Choosing The Right E-Commerce Platform


Image by: Pablo Ruiz Muzquiz
By Michael Sterling

Consider your platform an online store – built in with shopping carts, navigation tools, ordering options and personal accounts. This is how you present your business, therefore it is a necessity to have a well-run system. If you have a mediocre platform, even the best ideas won’t be appealing to an audience. The presentation is key in making a sell and when you’re dealing with potentially hundreds of thousands of customers, you need to have the best.

With so many options to choose from, the answer is simple. What is best for your company? Although a popular platform that ranks in millions of dollars and is used by many companies might be the obvious solution, sometimes it isn’t. They all have their own unique look and features. However, you must first figure out what your customers want.

Get back to basics. Go through your sells and try to figure out what it is exactly that make your customers decide to purchase your products or service. This is how you need to move forward with your platform.

Predict The Best Move

Depending on where you are at your business growth, you need to decide when the best move is to switch to new platforms. Sometimes bad timing can be like pulling the trigger to failure. Figure out what you need to build on. A website like CrazyEgg.com is great for determining how you should move forward. CrazyEgg will inform you on what your customers are actually doing on your page, this can be a great decision-making tool.

One example of this is Cascio Interstate Music. They are the 14th largest musical instrument retailer in the United States, but they haven’t always been successful. They had an older site that was not bringing them much success. They almost decided to call it quits when they switched over to OrderDynamics, they saw a 21% increase in overall online revenue, 52% increase in traffic, and an average order value increase of 10%. See the difference a platform can make?
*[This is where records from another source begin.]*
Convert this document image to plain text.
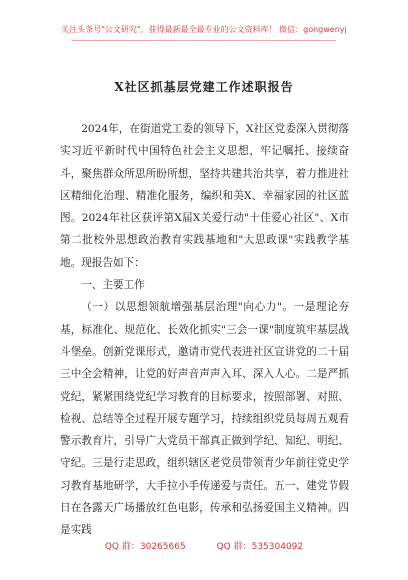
关注头条号"公文研究"，获得最新最全最专业的公文资料库！ 微信：gongwenyj
X社区抓基层党建工作述职报告

2024年，在街道党工委的领导下，X社区党委深入贯彻落实习近平新时代中国特色社会主义思想，牢记嘱托、接续奋斗，聚焦群众所思所盼所想，坚持共建共治共享，着力推进社区精细化治理、精准化服务，编织和美X、幸福家园的社区蓝图。2024年社区获评第X届X关爱行动"十佳爱心社区"、X市第二批校外思想政治教育实践基地和"大思政课"实践教学基地。现报告如下：

一、主要工作

（一）以思想领航增强基层治理"向心力"。一是理论夯基，标准化、规范化、长效化抓实"三会一课"制度筑牢基层战斗堡垒。创新党课形式，邀请市党代表进社区宣讲党的二十届三中全会精神，让党的好声音声声入耳、深入人心。二是严抓党纪，紧紧围绕党纪学习教育的目标要求，按照部署、对照、检视、总结等全过程开展专题学习，持续组织党员每周五观看警示教育片，引导广大党员干部真正做到学纪、知纪、明纪、守纪。三是行走思政，组织辖区老党员带领青少年前往党史学习教育基地研学，大手拉小手传递爱与责任。五一、建党节假日在各露天广场播放红色电影，传承和弘扬爱国主义精神。四是实践

QQ 群：30265665	QQ 群：535304092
Hosted vs. Open Source Platforms

What are these you ask? As a business owner, hosted platforms will take care of all the hosting and security details which makes the customers feel a lot more comfortable when they are paying for products. Not to mention, it will take the anxiety away from your company should something happen. For large businesses, hosted platforms can be a good thing. Platforms like Highwire and Shopify will help you create your online store with great features that benefit heavy flows.

Open source platforms are free to the public (to a certain point). Usually the site will design their templates themselves and unleash it the public to be used for distribution and business owners will then use these free templates for their business website. They can be hosted anywhere mostly. Be careful with these though, because you’ll be in charge of dealing with purchases.
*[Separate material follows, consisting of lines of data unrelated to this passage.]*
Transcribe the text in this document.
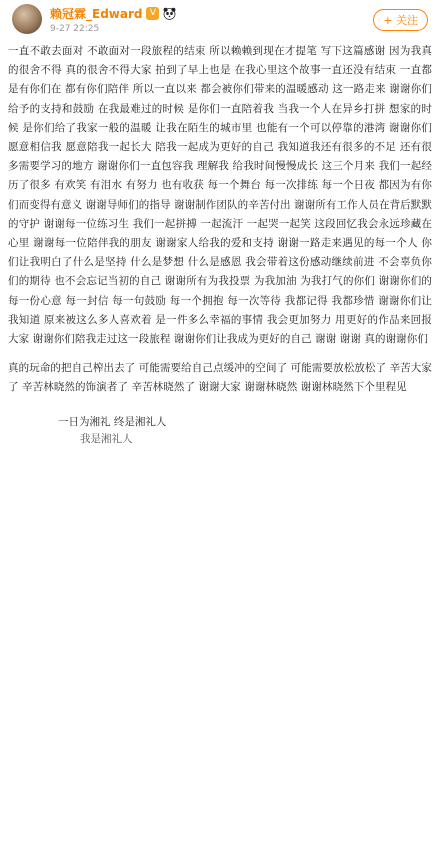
赖冠霖_Edward V
9-27 22:25
+ 关注

一直不敢去面对 不敢面对一段旅程的结束 所以赖赖到现在才提笔 写下这篇感谢 因为我真的很舍不得 真的很舍不得大家 拍到了早上也是 在我心里这个故事一直还没有结束 一直都是有你们在 都有你们陪伴 所以一直以来 都会被你们带来的温暖感动 这一路走来 谢谢你们给予的支持和鼓励 在我最难过的时候 是你们一直陪着我 当我一个人在异乡打拼 想家的时候 是你们给了我家一般的温暖 让我在陌生的城市里 也能有一个可以停靠的港湾 谢谢你们愿意相信我 愿意陪我一起长大 陪我一起成为更好的自己 我知道我还有很多的不足 还有很多需要学习的地方 谢谢你们一直包容我 理解我 给我时间慢慢成长 这三个月来 我们一起经历了很多 有欢笑 有泪水 有努力 也有收获 每一个舞台 每一次排练 每一个日夜 都因为有你们而变得有意义 谢谢导师们的指导 谢谢制作团队的辛苦付出 谢谢所有工作人员在背后默默的守护 谢谢每一位练习生 我们一起拼搏 一起流汗 一起哭一起笑 这段回忆我会永远珍藏在心里 谢谢每一位陪伴我的朋友 谢谢家人给我的爱和支持 谢谢一路走来遇见的每一个人 你们让我明白了什么是坚持 什么是梦想 什么是感恩 我会带着这份感动继续前进 不会辜负你们的期待 也不会忘记当初的自己 谢谢所有为我投票 为我加油 为我打气的你们 谢谢你们的每一份心意 每一封信 每一句鼓励 每一个拥抱 每一次等待 我都记得 我都珍惜 谢谢你们让我知道 原来被这么多人喜欢着 是一件多么幸福的事情 我会更加努力 用更好的作品来回报大家 谢谢你们陪我走过这一段旅程 谢谢你们让我成为更好的自己 谢谢 谢谢 真的谢谢你们

真的玩命的把自己榨出去了 可能需要给自己点缓冲的空间了 可能需要放松放松了 辛苦大家了 辛苦林晓然的饰演者了 辛苦林晓然了 谢谢大家 谢谢林晓然 谢谢林晓然下个里程见

一日为湘礼 终是湘礼人
我是湘礼人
A lot of companies with open source platforms will link purchases to certain online payment services like PayPal, or they’ll buy their own platform specifically designed to host shopping carts, purchases, and checkouts. FoxyCart.com and DPD are great sources for these.

With an open source, you need to be more hands on. Meaning, most of it is all up to you. You become your own designer, marketer, and site manager. This can be a good or a bad thing, depending on how much of your business pertains to your own skills. If your service requires much of your attention and/or input, this might be the best option since it’s free and personal. Larger businesses who can afford to hire many accountants to oversee their customers’ spending use open sources. Magneto hosts such companies like Fiji, Office Max and Nike.

Study The Features

Certain platforms will have features that will do wonders for your marketing outreach. Some features include giving the option of selling anywhere you want from your social media page to Ebay. They will also have special features pertaining to customers, like email addresses for you and your staff, mobile-friendly systems, and the ability to create shopping carts and inventory calculators.

Depending on how your business is normally run, the features can be the end all-be all. Think of features like stocking stuffers. They are little trinkets, not so important separately, but together they make an amazing platform for success.